If the only future for an unknown author is self-funded self-publishing, followed by the desperate scramble to find enough people willing to pay a few pence for the product of years of hard work that you might just cover your costs if you’re lucky, then you have to ask yourself: is it worth the effort?

Saturday 8 January 2011

The importance of a varied diet

Like many people, I tend to read the same kind of books most of the time: literary fiction (most of it, I’ll be honest, written by white, middle-aged men like me), with the occasional crime novel to cleanse the palate. But, as with food, I do believe that it’s important to vary your diet from time to time, and right now I’m reading something different. I’m about halfway through The Dark Volume by GW Dahlquist, and I’m loving it.

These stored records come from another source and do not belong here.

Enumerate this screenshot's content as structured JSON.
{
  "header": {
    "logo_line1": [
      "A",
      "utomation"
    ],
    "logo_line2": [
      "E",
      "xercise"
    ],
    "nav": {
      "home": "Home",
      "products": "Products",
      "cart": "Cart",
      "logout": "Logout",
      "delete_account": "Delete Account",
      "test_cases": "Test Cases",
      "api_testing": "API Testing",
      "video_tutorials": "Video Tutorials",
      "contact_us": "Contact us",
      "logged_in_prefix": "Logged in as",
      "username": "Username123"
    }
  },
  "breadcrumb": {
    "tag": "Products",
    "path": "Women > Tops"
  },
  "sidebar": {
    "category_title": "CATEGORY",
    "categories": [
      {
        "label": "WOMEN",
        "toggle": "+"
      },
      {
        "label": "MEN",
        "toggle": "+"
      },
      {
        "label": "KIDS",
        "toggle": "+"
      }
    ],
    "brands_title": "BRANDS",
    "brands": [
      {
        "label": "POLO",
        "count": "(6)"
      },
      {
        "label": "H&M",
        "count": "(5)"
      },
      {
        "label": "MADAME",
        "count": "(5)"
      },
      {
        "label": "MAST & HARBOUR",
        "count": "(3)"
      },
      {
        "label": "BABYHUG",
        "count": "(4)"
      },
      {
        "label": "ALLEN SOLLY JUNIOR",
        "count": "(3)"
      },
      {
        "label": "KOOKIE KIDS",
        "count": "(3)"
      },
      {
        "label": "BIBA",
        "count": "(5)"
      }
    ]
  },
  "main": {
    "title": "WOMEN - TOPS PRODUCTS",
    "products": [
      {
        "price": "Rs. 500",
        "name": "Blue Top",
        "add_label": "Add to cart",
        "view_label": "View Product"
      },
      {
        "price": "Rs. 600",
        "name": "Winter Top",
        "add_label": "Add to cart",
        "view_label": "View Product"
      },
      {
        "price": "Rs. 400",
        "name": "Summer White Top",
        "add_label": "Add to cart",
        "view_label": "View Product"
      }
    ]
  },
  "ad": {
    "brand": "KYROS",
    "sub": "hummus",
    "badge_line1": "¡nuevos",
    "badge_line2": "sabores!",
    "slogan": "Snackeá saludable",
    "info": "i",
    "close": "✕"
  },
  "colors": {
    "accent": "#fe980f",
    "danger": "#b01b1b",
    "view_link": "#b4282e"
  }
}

The Dark Volume is the sequel to The Glass Books Of The Dream Eaters, which I came across a couple of years ago when Penguin had the brilliant idea of publishing it in weekly instalments: I paid a ‘subscription’ and a chapter arrived in the post each week for 10 weeks. It was a brilliant idea because The Glass Books… is the kind of adventure that would once have been described as ‘rollicking’, and with each chapter ending in a cliffhanger, it lent itself perfectly to serialisation.

If you had to ascribe a genre to Dahlquist’s books, I suppose it would be fantasy. They’re set in a time and place that resemble Victorian England, where a sinister cabal is plotting to acquire wealth and power using a diabolical invention. Three disparate characters team up to try to foil them: an unworldly but resourceful heiress, an honourable German doctor and a ruthless freelance assassin. The books basically consist of a series of chases, with the heroes finding themselves in one perilous situation after another.

If it all sounds rather silly – well, it is, but it’s skilfully written and utterly absorbing. (I was reading it on a train this afternoon and almost missed my stop.) When I’ve finished, I’ll doubtless go back to my Hornbys and McEwans, but for now I’m thoroughly enjoying my change of diet.